Criteria for Choosing the Best Welding Helmet
You must read and study reliable information and ask for the advice of experienced welders in order to select the best welding helmet. It is important to know that the helmet meets industry standards. Always buy a welding helmet that meets ANSI Z87.1-2003 standards.
- Hobart: The Hobart 770753 Pro is designed for the professional welder. This lightweight helmet is comfortable to wear. It has a large viewing screen making it easy for the wearer to see a bigger section of the area they are working on. This helmet has a LCD screen that makes it simple to change the level of darkness and light on the viewing glass to suit the job at hand. Check out our lineup of Hobart welding helmets.
- Miller: The Miller helmets weighs in at only two pounds so they are comfortable to wear. The auto darkening lens also appeals to wearers as fixed lens are not as efficient. The miller has a solar-powered component, meaning that if the battery dies, it can still be used for a while. The Miller will last a long time if cared for properly.

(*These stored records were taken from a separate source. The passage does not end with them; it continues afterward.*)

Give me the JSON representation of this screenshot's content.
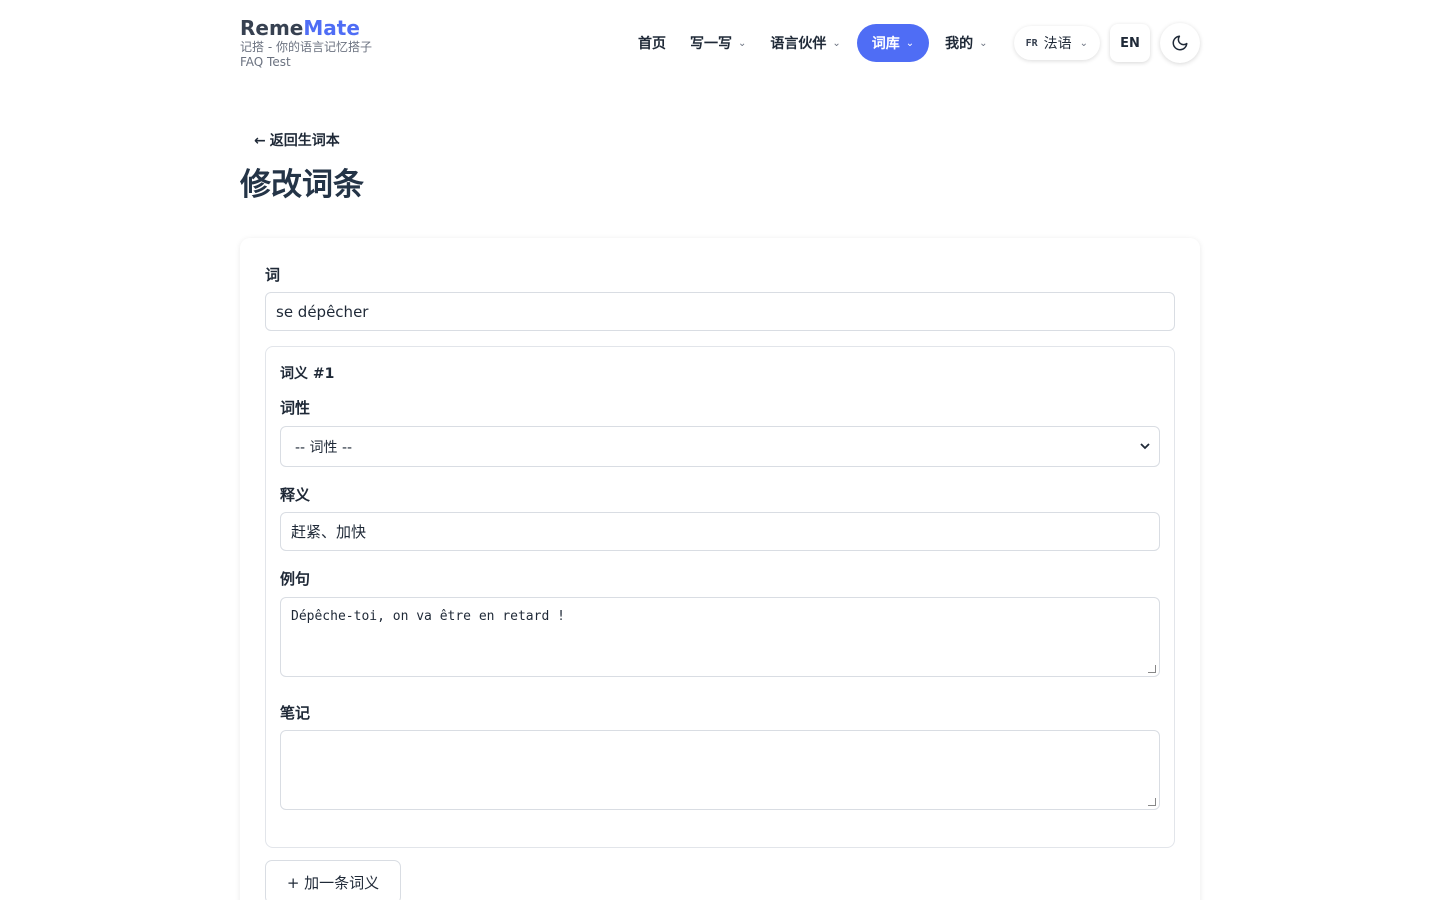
{
  "brand": {
    "name_part1": "Reme",
    "name_part2": "Mate",
    "tagline": "记搭 - 你的语言记忆搭子",
    "user": "FAQ Test"
  },
  "nav": {
    "home": "首页",
    "write": "写一写",
    "partner": "语言伙伴",
    "lexicon": "词库",
    "mine": "我的",
    "lang_code": "FR",
    "lang_name": "法语",
    "ui_lang": "EN",
    "chevron": "⌵"
  },
  "page": {
    "back_arrow": "←",
    "back_label": "返回生词本",
    "title": "修改词条"
  },
  "form": {
    "word_label": "词",
    "word_value": "se dépêcher",
    "sense_heading": "词义 #1",
    "pos_label": "词性",
    "pos_selected": "-- 词性 --",
    "definition_label": "释义",
    "definition_value": "赶紧、加快",
    "example_label": "例句",
    "example_value": "Dépêche-toi, on va être en retard !",
    "notes_label": "笔记",
    "notes_value": "",
    "add_sense_label": "+ 加一条词义"
  },
  "colors": {
    "accent": "#4f6df5",
    "text": "#1f2937",
    "title": "#243447"
  },
  "icons": {
    "theme": "moon-icon",
    "back": "arrow-left-icon",
    "select": "chevron-down-icon"
  }
}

- ArcPro: The ArcPro is another technological helmet that will appeal to younger welders. The ergonomic design makes this helmet comfortable and easy to wear. This solar powered helmet has an auto darkening lens, and a wide viewing area.
Factors to Consider
The best welding helmet should ideally offer a combination of safety and comfort. Also, look for a lens that quickly transitions between dark and light so you can work safely and examine the work you have done. The helmet is one of the most important tools in a welder’s arsenal.
- Cost: This is the one factor that should not be used to determine which welding helmet to buy. You’re likely going to pay at least $100 for a decent beginner welding helmet. You will find that the highest rated welding helmets can run closer to $1,100, but they offer ventilation and other bells and whistles.
- Durability: The last thing you want to do is replace a damaged or uncomfortable helmet every few months. That will eat into your profits fast. Purchase the best helmet that you can afford each time you replace an old one.
- Level of Protection: Look for a helmet that offers the best protection you can afford. The helmet should protect your face, neck, and ears; everything else is a bonus.
- Weight: The weight of the helmet is very important as well. The wearer needs to be comfortable and the lighter the helmet the better in most cases. This also enables the wearer to work for longer hours without neck or upper back fatigue.
The Best Auto-Darkening Welding Helmets
The average welding helmet does not automatically darken to protect the eyes or lighten so you can inspect your work. Auto-darkening helmets are extremely popular because of the added functionality they provide. The darkening lens is well worth the extra price.
The viewing window of the auto-darkening helmet doesn’t have a fixed shade amount. They’re normally set at a three or four when not in use. The lens darkens to an eight to 13 as soon as it senses an arc. It fades back to the normal shade when the arc is finished so you can inspect your work. This keeps you from having to snap your head back and forth to raise and lower the helmet while you’re working.
Here are a few things to keep in mind when narrowing your options.
- Viewing Lens Size: The viewing lens is measured in square inches. The larger your lens, the better. Light duty helms generally have a six square inch lens where industrial helmets have nine square inches.
- Sensors: The number of sensors on the helmet will determine the level of coverage it offers. A helmet with two sensors is good, but four is better.
- Lens Reaction Time: The reaction time of the lens is very important because you need the lens to snap to dark as soon as the arc hits. A basic helm for a fabrication shop or light duty welding has a 1/3,600 of a second reaction time where an industrial helmet will have a 1/20,000 of a second reaction time. The type of helmet you choose needs to match the type of work you do.
- Adjustable Sensitivity and Delay Controls: Low amperage welds like TIG don’t require such a dark lens to protect your eyes. Make sure your chosen helmet allows you to adjust the sensitivity to match the type of work you perform. The adjustable delay control works in much the same way. High amperage welding requires a higher sensitivity and longer delay before returning to normal.
Ventilation in Welding Helmets
Welders need to avoid breathing fumes as often as possible. You may choose to wear a mask or respirator, but a ventilated welding helmet is also a wonderful option. This type of helmet pulls fresh air from behind you into the helmet so you’re breathing fresh air and not welding fumes.